Art Fowler, 4/10/08
My 1978 Islander 36 with a Perkins 4-108 is currently hauled out and I thought I might repack the stuffing box, in lieu of purchasing and installing the drip less shaft sealing system sold by PYI for $250 and then incurring the indeterminate yard fee for their contribution to the installation.
My understanding is that of the various thicknesses available I should use 5/16 inch packing material. I understand that once the old material is removed, (a task I believe I can accomplish fairly easily by using a sharp probe with a 90 degree bend at the tip) the new material is placed around the shaft in three bands with the seams alternately placed at the 12, 4, and 8 o'clock positions.
My question is which material to install? There is the traditional flax packing which I believe the yard installed 3 or 4 years ago. My objection is that it is a real pain getting the adjustment of the packing nut just right so it leaks about one drop every 30 seconds underway and none at rest. In fact I'm not sure we ever got there during that time frame.
Prior to the flax packing installation, I believe, but I'm not sure (thus the reason for this inquiry) that there was a combination of teflon and flax (one teflon ring in the center and one flax ring at both ends). Could I be mistaken? Is that a Don't Do (mix materials)? Whatever was in there sure worked nicely and hardly dripped any water at all, while the stuffing box did not seem to heat up. (Not that anything in contact with sea water could ever get hot operating in the frigid waters of San Francisco Bay)

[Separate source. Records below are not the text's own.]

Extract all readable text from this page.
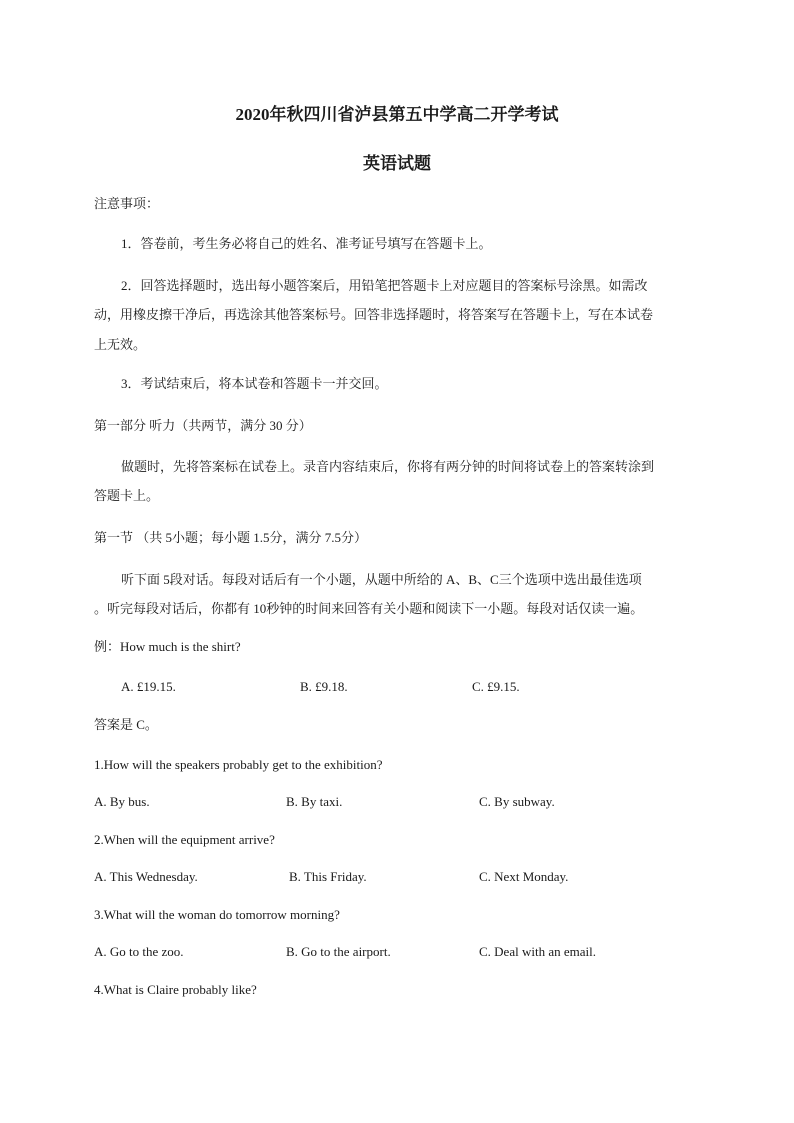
2020年秋四川省泸县第五中学高二开学考试
英语试题
注意事项：
1．答卷前，考生务必将自己的姓名、准考证号填写在答题卡上。
2．回答选择题时，选出每小题答案后，用铅笔把答题卡上对应题目的答案标号涂黑。如需改
动，用橡皮擦干净后，再选涂其他答案标号。回答非选择题时，将答案写在答题卡上，写在本试卷
上无效。
3．考试结束后，将本试卷和答题卡一并交回。
第一部分 听力（共两节，满分 30 分）
做题时，先将答案标在试卷上。录音内容结束后，你将有两分钟的时间将试卷上的答案转涂到
答题卡上。
第一节 （共 5小题；每小题 1.5分，满分 7.5分）
听下面 5段对话。每段对话后有一个小题，从题中所给的 A、B、C三个选项中选出最佳选项
。听完每段对话后，你都有 10秒钟的时间来回答有关小题和阅读下一小题。每段对话仅读一遍。
例：How much is the shirt?
A. £19.15.	B. £9.18.	C. £9.15.
答案是 C。
1.How will the speakers probably get to the exhibition?
A. By bus.	B. By taxi.	C. By subway.
2.When will the equipment arrive?
A. This Wednesday.	B. This Friday.	C. Next Monday.
3.What will the woman do tomorrow morning?
A. Go to the zoo.	B. Go to the airport.	C. Deal with an email.
4.What is Claire probably like?
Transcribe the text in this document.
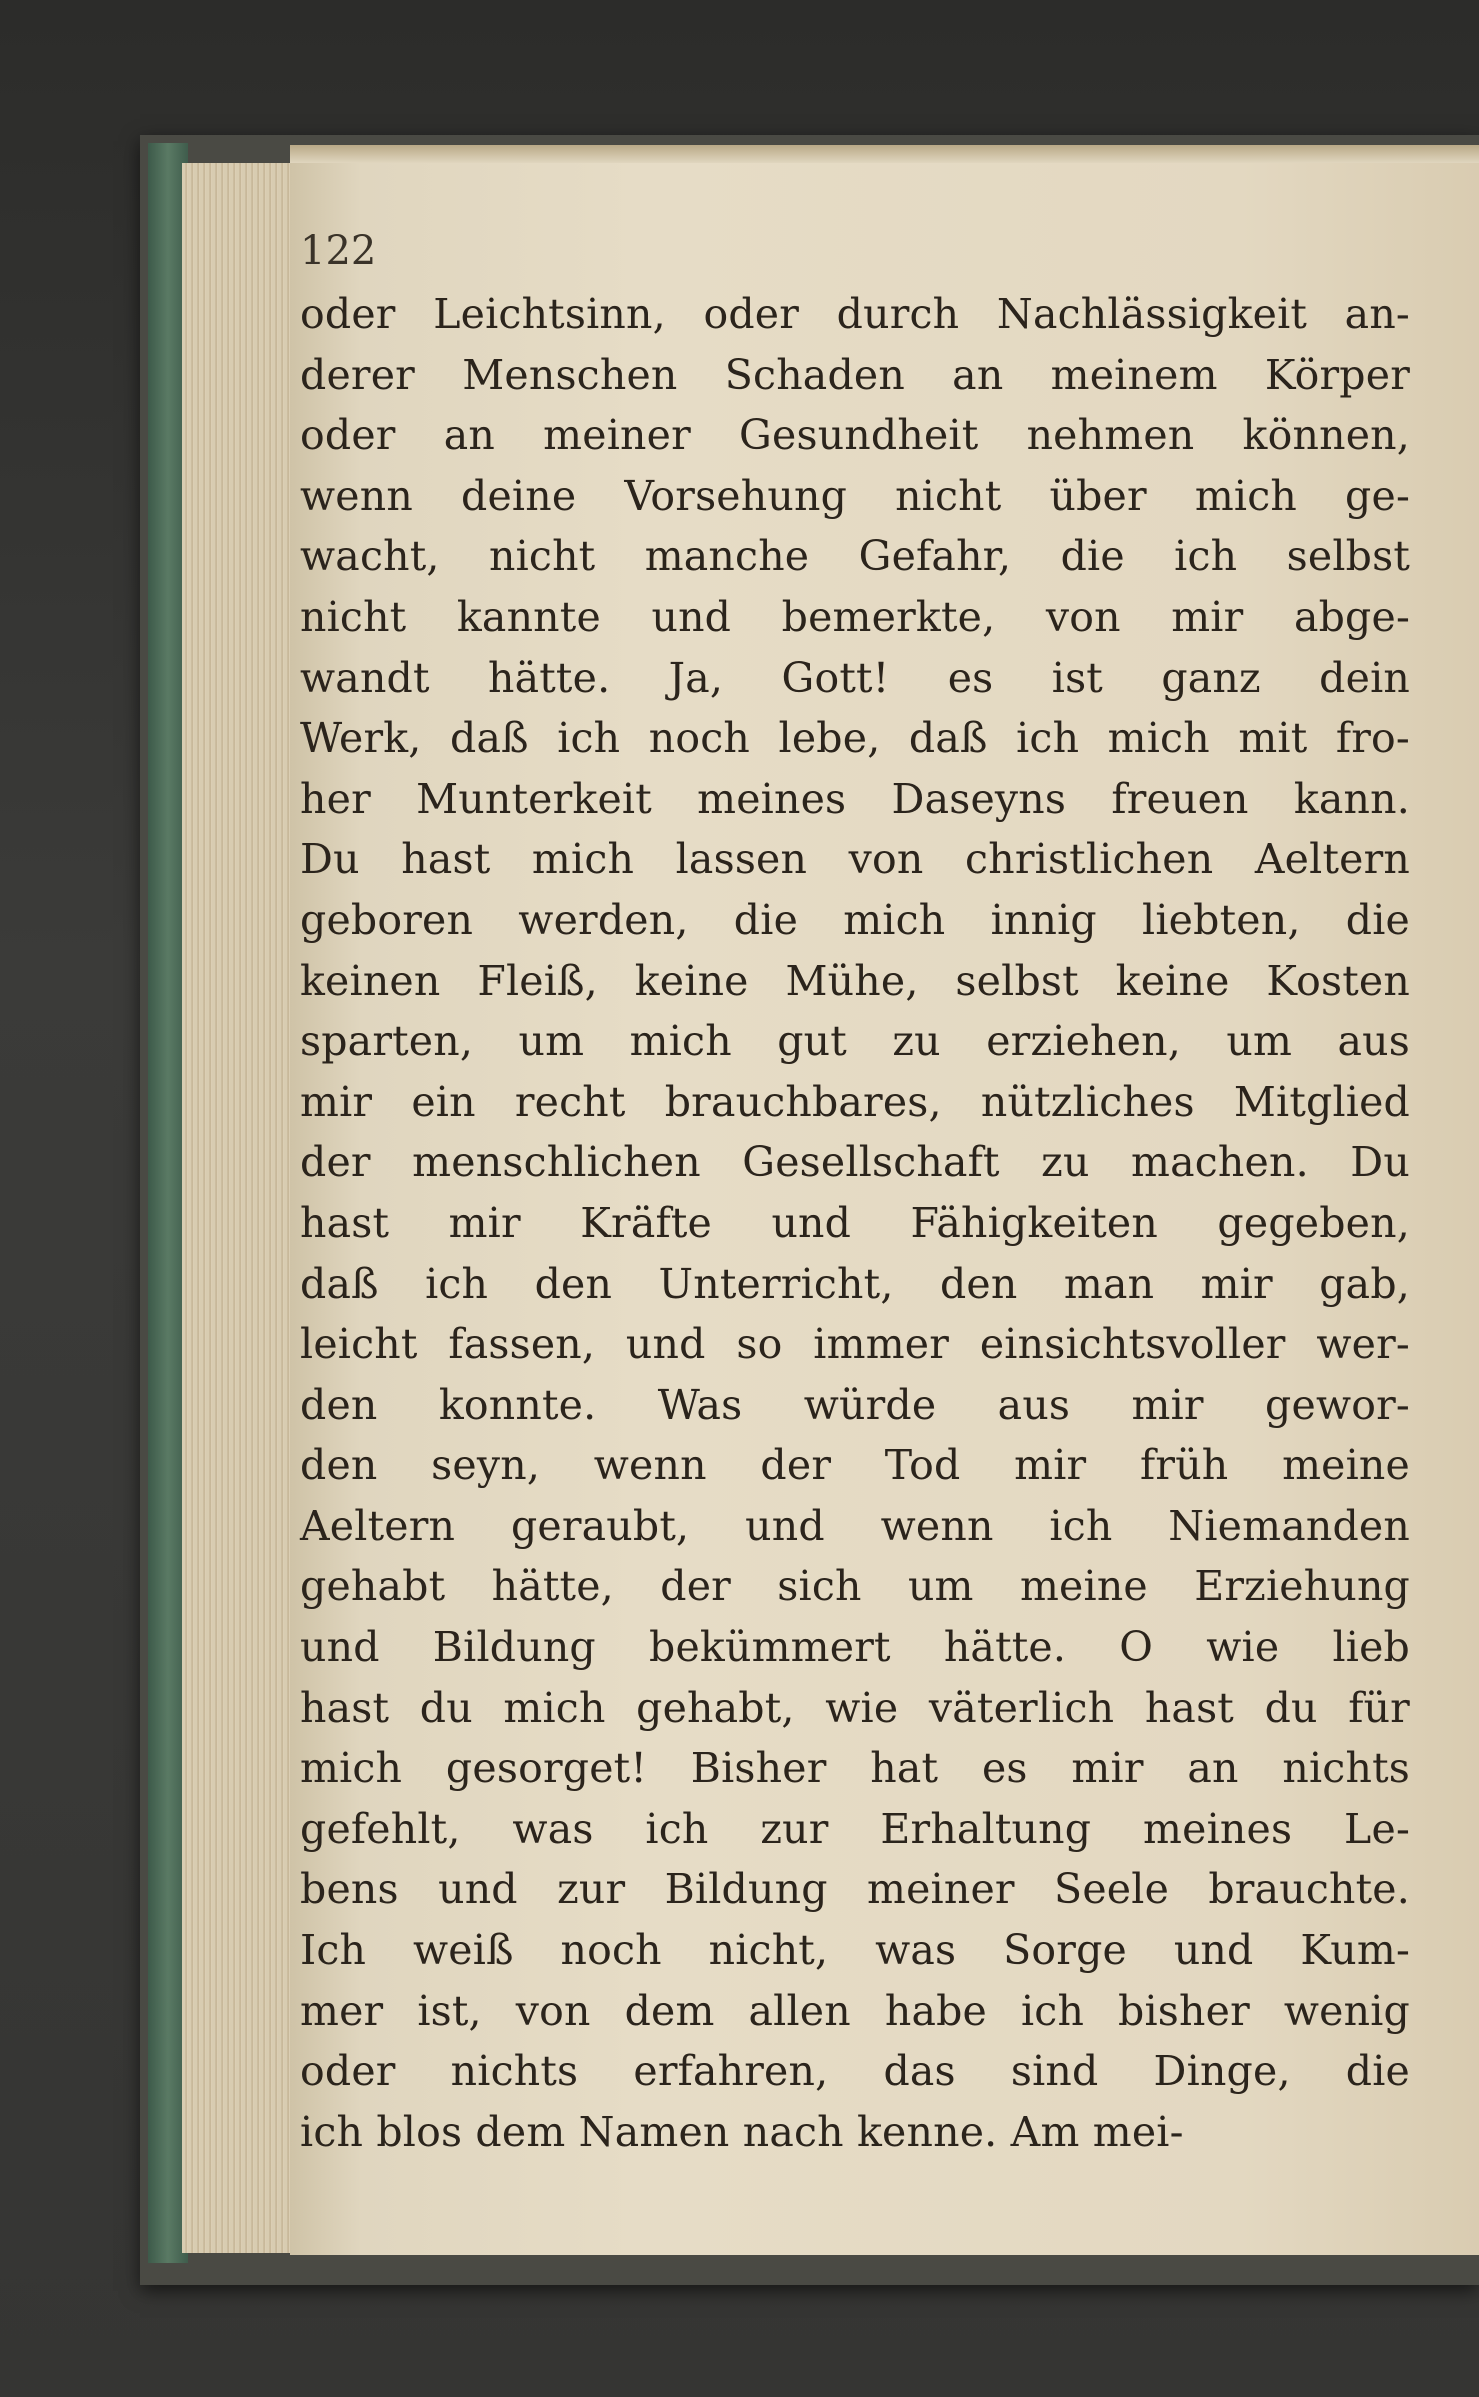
122
oder Leichtsinn, oder durch Nachlässigkeit an-
derer Menschen Schaden an meinem Körper
oder an meiner Gesundheit nehmen können,
wenn deine Vorsehung nicht über mich ge-
wacht, nicht manche Gefahr, die ich selbst
nicht kannte und bemerkte, von mir abge-
wandt hätte. Ja, Gott! es ist ganz dein
Werk, daß ich noch lebe, daß ich mich mit fro-
her Munterkeit meines Daseyns freuen kann.
Du hast mich lassen von christlichen Aeltern
geboren werden, die mich innig liebten, die
keinen Fleiß, keine Mühe, selbst keine Kosten
sparten, um mich gut zu erziehen, um aus
mir ein recht brauchbares, nützliches Mitglied
der menschlichen Gesellschaft zu machen. Du
hast mir Kräfte und Fähigkeiten gegeben,
daß ich den Unterricht, den man mir gab,
leicht fassen, und so immer einsichtsvoller wer-
den konnte. Was würde aus mir gewor-
den seyn, wenn der Tod mir früh meine
Aeltern geraubt, und wenn ich Niemanden
gehabt hätte, der sich um meine Erziehung
und Bildung bekümmert hätte. O wie lieb
hast du mich gehabt, wie väterlich hast du für
mich gesorget! Bisher hat es mir an nichts
gefehlt, was ich zur Erhaltung meines Le-
bens und zur Bildung meiner Seele brauchte.
Ich weiß noch nicht, was Sorge und Kum-
mer ist, von dem allen habe ich bisher wenig
oder nichts erfahren, das sind Dinge, die
ich blos dem Namen nach kenne. Am mei-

So I'm interested in what material, should it be all the same or is a mix OK, what thickness, the durability and any problems you might have experienced in relation to the stuffing box on your boat.
Kit Wiegman, 4/10/08
I would stick with the old stuffing box and put in the new Graphite packing. It has no friction and therefore does not need any water to cool it. It comes in a package with enough to do all three bands and then some, so I would not use anything but it. I have it in my boat and I put it in another with no leaking in either. It also last longer.
Art Fowler, 4/10/08
I got the following response from Brian Jacobs and it follows in part:
"I used, in both my sailboat and the Trawler we are on now, the "Dripless Packing" that West Marine sells. It has worked flawlessly for us. It is this green stuff, sorta like clay, with some gooey blue lubricant you put it in . Basically, you use 2 instead of 3 rings of packing, and sandwich the green stuff between the 2 rings. I have been using the all teflon packing for the rings, but I hear there is an even better one now, and you don't need the green stuff.. GFO is what it is called, some sort of gortex. I hear nothing but praise for this material."

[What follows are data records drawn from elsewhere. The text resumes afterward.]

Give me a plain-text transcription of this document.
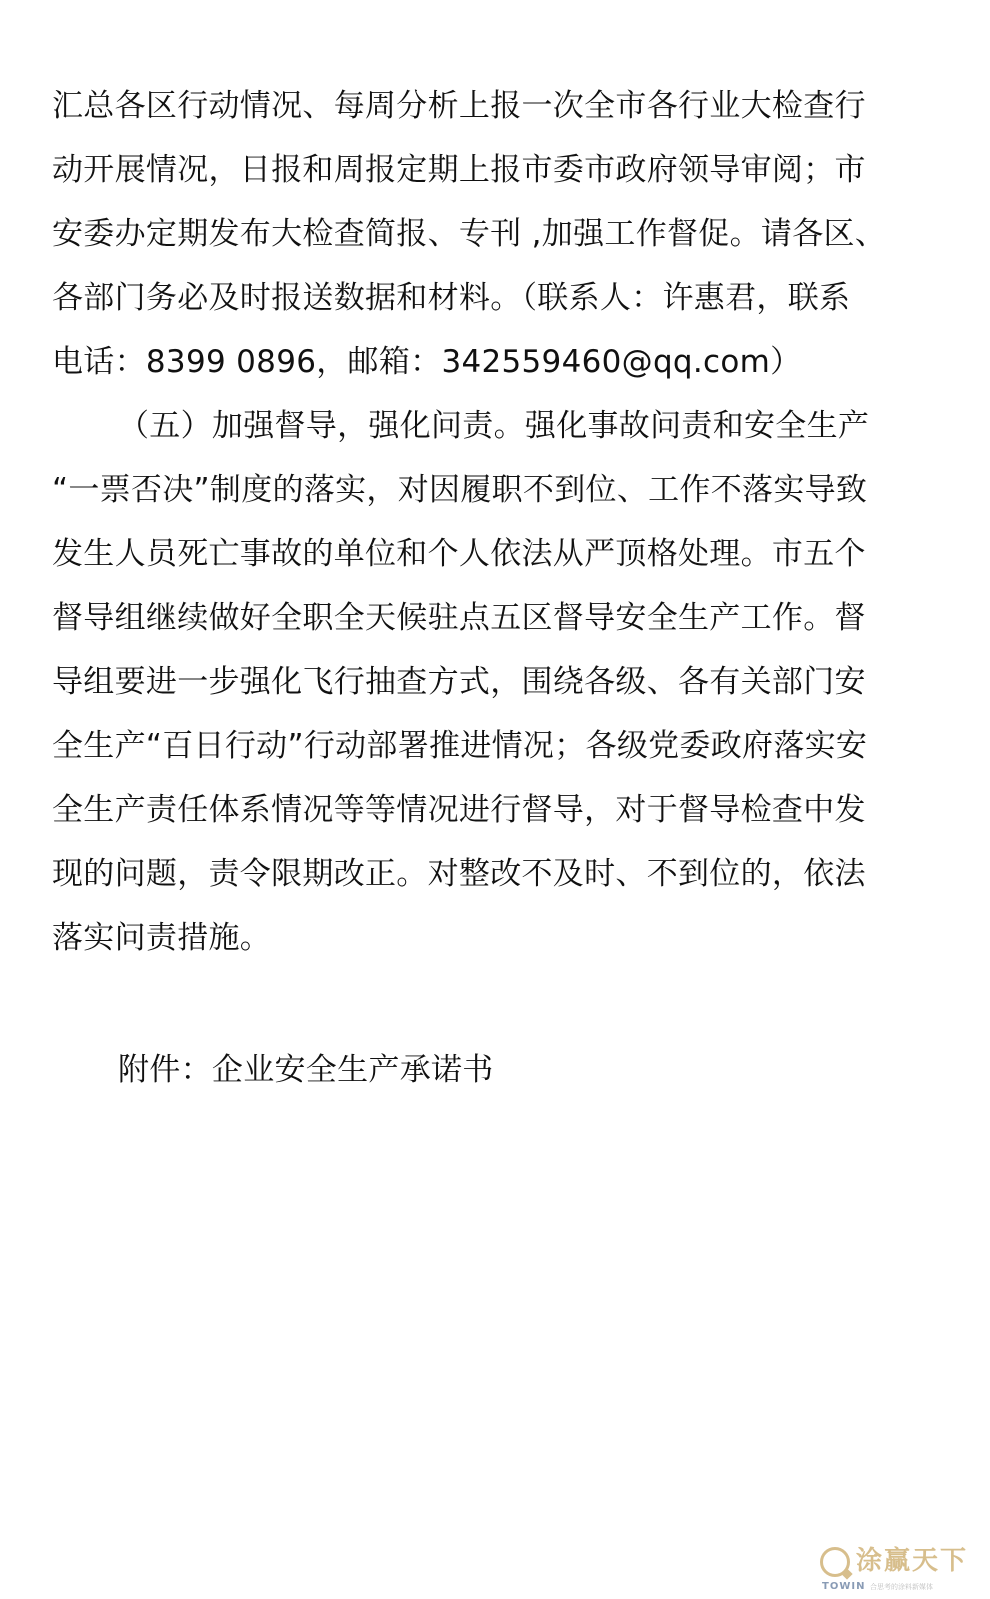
汇总各区行动情况、每周分析上报一次全市各行业大检查行
动开展情况，日报和周报定期上报市委市政府领导审阅；市
安委办定期发布大检查简报、专刊 ,加强工作督促。请各区、
各部门务必及时报送数据和材料。（联系人：许惠君，联系
电话：8399 0896，邮箱：342559460@qq.com）
（五）加强督导，强化问责。强化事故问责和安全生产
“一票否决”制度的落实，对因履职不到位、工作不落实导致
发生人员死亡事故的单位和个人依法从严顶格处理。市五个
督导组继续做好全职全天候驻点五区督导安全生产工作。督
导组要进一步强化飞行抽查方式，围绕各级、各有关部门安
全生产“百日行动”行动部署推进情况；各级党委政府落实安
全生产责任体系情况等等情况进行督导，对于督导检查中发
现的问题，责令限期改正。对整改不及时、不到位的，依法
落实问责措施。
附件：企业安全生产承诺书
涂赢天下
TOWIN 合思考的涂料新媒体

Smokey gave me a pretty thorough brief on how and what to do with that stuffing box, but I was so completely lost when he started talking about the new technology, that I thought it would be interesting to learn as much as I could about what is being used throughout the fleet. So far I've had a couple endorsements for the drip less shaft sealing system, even from Skipper who had one give him a problem 15 years ago, but been ok since. But I would say that this new Graphite material you describe sounds like the simplest, least expensive for a "drip less" claim, and probably the safest.
Is this GFO the graphite packing you wrote about? Perhaps I can stop at Svend's and they'll know about this stuff. It sounds to me that it is different than the "blue goo.". Do you use three wraps of the packing. Brian speaks of two with "goop" in between. I had never heard of any of that stuff. Man who would have thought: "green stuff, sorta like clay, and gooey blue lubricant" and to think that would be the only stuff between my boat and the bottom of the bay.
Tim Shea, 4/10/08
FYI Lean Times has had a dripless system in place since 1999 when I replaced the old stuffing contraption. It has performed flawlessly. The install was no big deal. I just pulled the shaft back, cleaned it up and installed the dripless collar and bellows.
I always perform a visual check on the dripless whenever I fire up the fuel injected, supercharged, blown, ported and polished 650 hp Pathfinder Diesel and to this date have not discovered any problems with the system.
Like many guys as the age, I prefer to be dripless. I like the dripless much better than a stuffing box ( I prefer Squeeze boxes myself ) and given the fact that mysterious water always seems to be in the bilge, it's nice to know that at least the dripless is not a contributing factor.
Go modern, go topless.. er Dripless.